The 94th Congress that assembled last week is sprinkled with bright new members who seem intent on embarking in new directions. Oddly enough, this promising shift is the result of last November's torpid election, in which only 38% of Americans of voting age cast ballots. That apathetic performance confirms a disillusionment with politicians that has been gathering for a long time.
"From the beginning of the Republic," House Speaker Nicholas Longworth once complained, "it has been the duty of every freeborn humorist to make jokes at us." He may have had in mind Mark Twain's crack that Congress is our only native American criminal class.
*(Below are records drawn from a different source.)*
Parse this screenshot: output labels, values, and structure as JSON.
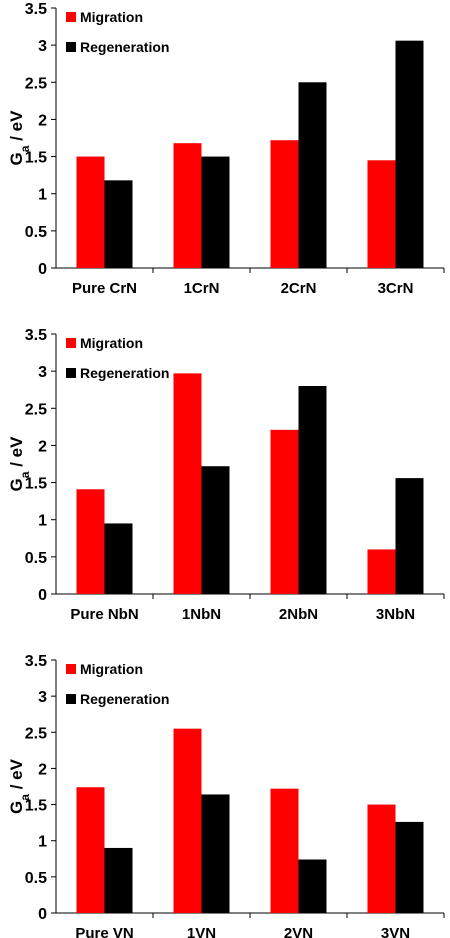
{
  "colors": {
    "migration": "#ff0000",
    "regeneration": "#000000"
  },
  "chart_data": [
    {
      "type": "bar",
      "categories": [
        "Pure CrN",
        "1CrN",
        "2CrN",
        "3CrN"
      ],
      "series": [
        {
          "name": "Migration",
          "values": [
            1.5,
            1.68,
            1.72,
            1.45
          ]
        },
        {
          "name": "Regeneration",
          "values": [
            1.18,
            1.5,
            2.5,
            3.06
          ]
        }
      ],
      "ylabel": {
        "main": "G",
        "sub": "a",
        "unit": " / eV"
      },
      "ylim": [
        0,
        3.5
      ],
      "yticks": [
        "0",
        "0.5",
        "1",
        "1.5",
        "2",
        "2.5",
        "3",
        "3.5"
      ],
      "legend": "top-left"
    },
    {
      "type": "bar",
      "categories": [
        "Pure NbN",
        "1NbN",
        "2NbN",
        "3NbN"
      ],
      "series": [
        {
          "name": "Migration",
          "values": [
            1.41,
            2.97,
            2.21,
            0.6
          ]
        },
        {
          "name": "Regeneration",
          "values": [
            0.95,
            1.72,
            2.8,
            1.56
          ]
        }
      ],
      "ylabel": {
        "main": "G",
        "sub": "a",
        "unit": " / eV"
      },
      "ylim": [
        0,
        3.5
      ],
      "yticks": [
        "0",
        "0.5",
        "1",
        "1.5",
        "2",
        "2.5",
        "3",
        "3.5"
      ],
      "legend": "top-left"
    },
    {
      "type": "bar",
      "categories": [
        "Pure VN",
        "1VN",
        "2VN",
        "3VN"
      ],
      "series": [
        {
          "name": "Migration",
          "values": [
            1.74,
            2.55,
            1.72,
            1.5
          ]
        },
        {
          "name": "Regeneration",
          "values": [
            0.9,
            1.64,
            0.74,
            1.26
          ]
        }
      ],
      "ylabel": {
        "main": "G",
        "sub": "a",
        "unit": " / eV"
      },
      "ylim": [
        0,
        3.5
      ],
      "yticks": [
        "0",
        "0.5",
        "1",
        "1.5",
        "2",
        "2.5",
        "3",
        "3.5"
      ],
      "legend": "top-left"
    }
  ]
}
But there have been times in recent years when the entire nation could have been indicted for contempt of Congress.
Politicians have a bad name: a lot of fathers would not want their daughters to marry one, and candidates' wives openly express the wish that their husbands were in some other line of work. But at the very least, politicians are entitled to plead, in the words of the old song: "You made me what I am today, I hope you're satisfied." That plea will probably get them about as much sympathy as the jilted lover gets, but it deserves to be considered. Complacent public discussion usually turns on the poor quality of the candidates up for election. Only rarely are two more pertinent questions asked: In its demands, is the public emphasizing the wrong qualities in a man? And is the public making failure inevitable by entertaining false expectations of what a man can do in office? These questions apply to all politicians, even to the ones who become Presidents.
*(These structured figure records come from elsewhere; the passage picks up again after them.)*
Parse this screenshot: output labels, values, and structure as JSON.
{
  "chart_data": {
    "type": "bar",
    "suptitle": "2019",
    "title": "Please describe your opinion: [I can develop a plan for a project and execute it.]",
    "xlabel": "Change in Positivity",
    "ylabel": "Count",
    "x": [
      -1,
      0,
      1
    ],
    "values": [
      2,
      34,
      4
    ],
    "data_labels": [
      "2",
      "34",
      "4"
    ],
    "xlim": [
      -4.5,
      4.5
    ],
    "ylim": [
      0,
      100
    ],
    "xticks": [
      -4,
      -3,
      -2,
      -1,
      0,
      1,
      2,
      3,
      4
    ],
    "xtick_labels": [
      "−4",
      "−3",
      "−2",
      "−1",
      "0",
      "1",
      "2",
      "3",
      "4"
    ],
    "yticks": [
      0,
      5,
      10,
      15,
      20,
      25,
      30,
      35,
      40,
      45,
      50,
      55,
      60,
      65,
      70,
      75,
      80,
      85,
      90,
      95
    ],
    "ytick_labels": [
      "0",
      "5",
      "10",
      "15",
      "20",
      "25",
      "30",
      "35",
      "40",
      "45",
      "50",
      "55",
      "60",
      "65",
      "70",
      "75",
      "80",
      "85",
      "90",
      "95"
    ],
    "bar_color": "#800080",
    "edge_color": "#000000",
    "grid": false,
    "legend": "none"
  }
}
The very public that asks politicians to be statesmen will not forgive them for failing to look first after that public's narrower interests. The first bleak lesson a young idealist in politics learns is that his idealism may give him an attractive freshness, but his durability in office will be decided on more practical grounds: by a public looking for a public servant. Thus Gerald Ford probably did not think of himself as cynical but as merely plying his trade when he cautioned reporters not to judge how he would act in the White House on the basis of how he had voted in Congress. "Forget the voting record," he said. "The voting record reflects Grand Rapids."
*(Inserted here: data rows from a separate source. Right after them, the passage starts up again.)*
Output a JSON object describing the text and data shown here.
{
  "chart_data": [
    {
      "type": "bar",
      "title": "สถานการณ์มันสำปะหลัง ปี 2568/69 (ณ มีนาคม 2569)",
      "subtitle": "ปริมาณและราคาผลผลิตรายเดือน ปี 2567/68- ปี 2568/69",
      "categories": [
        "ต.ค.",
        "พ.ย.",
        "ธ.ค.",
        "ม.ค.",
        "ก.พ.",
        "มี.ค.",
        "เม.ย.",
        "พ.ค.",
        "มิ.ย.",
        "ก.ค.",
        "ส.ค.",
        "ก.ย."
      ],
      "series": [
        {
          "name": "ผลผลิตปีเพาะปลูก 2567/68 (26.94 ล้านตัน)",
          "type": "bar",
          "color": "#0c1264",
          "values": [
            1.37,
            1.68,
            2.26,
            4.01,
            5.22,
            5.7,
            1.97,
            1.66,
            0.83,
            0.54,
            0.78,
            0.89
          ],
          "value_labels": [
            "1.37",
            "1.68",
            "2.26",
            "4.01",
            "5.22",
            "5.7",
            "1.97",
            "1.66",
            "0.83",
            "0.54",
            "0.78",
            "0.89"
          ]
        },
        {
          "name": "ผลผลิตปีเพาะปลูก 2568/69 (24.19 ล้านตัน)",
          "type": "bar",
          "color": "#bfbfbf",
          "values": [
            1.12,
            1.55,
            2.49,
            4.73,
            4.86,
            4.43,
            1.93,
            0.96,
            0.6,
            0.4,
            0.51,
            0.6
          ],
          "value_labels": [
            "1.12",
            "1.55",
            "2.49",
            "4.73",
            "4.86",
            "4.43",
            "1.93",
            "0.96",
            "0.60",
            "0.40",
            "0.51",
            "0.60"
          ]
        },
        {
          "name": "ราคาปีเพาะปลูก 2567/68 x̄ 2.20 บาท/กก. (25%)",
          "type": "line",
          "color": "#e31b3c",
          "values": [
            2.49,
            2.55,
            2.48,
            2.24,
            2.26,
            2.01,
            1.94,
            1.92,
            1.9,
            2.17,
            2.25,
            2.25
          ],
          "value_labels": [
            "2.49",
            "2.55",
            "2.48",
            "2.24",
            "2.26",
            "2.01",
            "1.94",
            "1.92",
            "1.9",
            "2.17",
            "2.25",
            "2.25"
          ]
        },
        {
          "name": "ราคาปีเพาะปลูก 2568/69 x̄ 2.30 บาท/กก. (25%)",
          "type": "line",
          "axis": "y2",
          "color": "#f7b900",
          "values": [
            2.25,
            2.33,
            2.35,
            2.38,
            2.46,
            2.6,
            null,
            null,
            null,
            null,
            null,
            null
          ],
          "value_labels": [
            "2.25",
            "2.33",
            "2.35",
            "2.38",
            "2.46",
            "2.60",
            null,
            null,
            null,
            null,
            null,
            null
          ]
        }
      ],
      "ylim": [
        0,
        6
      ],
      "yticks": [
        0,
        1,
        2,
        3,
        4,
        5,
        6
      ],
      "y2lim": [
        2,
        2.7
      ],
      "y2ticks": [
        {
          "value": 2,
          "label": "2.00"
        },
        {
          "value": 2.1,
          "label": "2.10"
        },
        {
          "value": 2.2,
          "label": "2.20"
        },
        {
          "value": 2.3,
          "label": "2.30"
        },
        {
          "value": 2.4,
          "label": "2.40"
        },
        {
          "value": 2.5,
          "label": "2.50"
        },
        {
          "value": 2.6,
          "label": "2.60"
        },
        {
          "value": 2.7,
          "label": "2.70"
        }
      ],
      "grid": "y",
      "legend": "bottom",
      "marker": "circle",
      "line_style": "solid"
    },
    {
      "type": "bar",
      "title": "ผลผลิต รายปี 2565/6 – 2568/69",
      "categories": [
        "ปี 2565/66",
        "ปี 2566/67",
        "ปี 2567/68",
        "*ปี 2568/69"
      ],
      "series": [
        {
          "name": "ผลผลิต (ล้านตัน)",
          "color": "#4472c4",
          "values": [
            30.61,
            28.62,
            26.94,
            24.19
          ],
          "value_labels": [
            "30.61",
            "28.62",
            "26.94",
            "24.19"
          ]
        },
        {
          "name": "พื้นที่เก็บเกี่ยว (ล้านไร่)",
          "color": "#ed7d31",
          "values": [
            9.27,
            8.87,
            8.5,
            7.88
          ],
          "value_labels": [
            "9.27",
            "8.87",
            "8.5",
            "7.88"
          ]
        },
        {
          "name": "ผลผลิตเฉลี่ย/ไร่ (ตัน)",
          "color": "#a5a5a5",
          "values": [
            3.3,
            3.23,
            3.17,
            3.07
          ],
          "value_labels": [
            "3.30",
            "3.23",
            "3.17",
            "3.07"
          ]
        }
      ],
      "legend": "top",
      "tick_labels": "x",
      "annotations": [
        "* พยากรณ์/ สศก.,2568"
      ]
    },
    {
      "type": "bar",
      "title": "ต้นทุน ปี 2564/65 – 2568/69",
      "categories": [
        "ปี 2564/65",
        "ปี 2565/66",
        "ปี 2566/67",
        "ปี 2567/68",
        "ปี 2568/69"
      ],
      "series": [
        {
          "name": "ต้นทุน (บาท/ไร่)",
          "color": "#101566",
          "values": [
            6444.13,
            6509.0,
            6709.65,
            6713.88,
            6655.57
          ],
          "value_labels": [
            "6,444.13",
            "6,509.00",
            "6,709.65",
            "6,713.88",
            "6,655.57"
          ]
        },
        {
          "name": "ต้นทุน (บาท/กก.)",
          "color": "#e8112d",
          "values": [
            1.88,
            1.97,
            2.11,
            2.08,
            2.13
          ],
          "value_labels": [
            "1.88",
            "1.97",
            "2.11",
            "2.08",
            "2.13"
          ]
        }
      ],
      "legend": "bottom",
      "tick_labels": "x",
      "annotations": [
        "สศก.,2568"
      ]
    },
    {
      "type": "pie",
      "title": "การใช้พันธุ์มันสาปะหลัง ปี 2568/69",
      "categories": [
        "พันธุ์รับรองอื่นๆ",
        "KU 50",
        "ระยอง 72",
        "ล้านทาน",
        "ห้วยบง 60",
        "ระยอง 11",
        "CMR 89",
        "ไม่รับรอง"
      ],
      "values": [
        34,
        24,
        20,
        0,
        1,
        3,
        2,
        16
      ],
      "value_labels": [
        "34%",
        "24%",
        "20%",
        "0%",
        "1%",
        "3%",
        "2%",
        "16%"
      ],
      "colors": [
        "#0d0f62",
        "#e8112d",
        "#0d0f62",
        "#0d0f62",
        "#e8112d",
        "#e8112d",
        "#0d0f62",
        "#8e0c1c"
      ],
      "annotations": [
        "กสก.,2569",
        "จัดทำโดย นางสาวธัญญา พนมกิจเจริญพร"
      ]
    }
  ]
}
Compare that with Edmund Burke's celebrated 18th century address to the electors of Bristol, in which he promised the voters not obedience to their desires but the free exercise of his judgment. Burke's elevated remark won an enduring place in political historybut he soon fell out of favor with his Bristol electors. America's founding fathers decreed that Congressmen should face re-election every two years to give them "immediate dependency" on the electorate. A public that scorns Congress as a whole usually likes its own Congressman, particularly if he has made it his business to please them. For all the talk of throwing the rascals out, close to 90% of Congressmen regularly win reelection. Often, it is not just that the down-home voters like (or at least tolerate) their man in Washington, but that they recognize that his increased seniority helps him to do better by his district.
Incumbency is thus a politician's most cherished possession.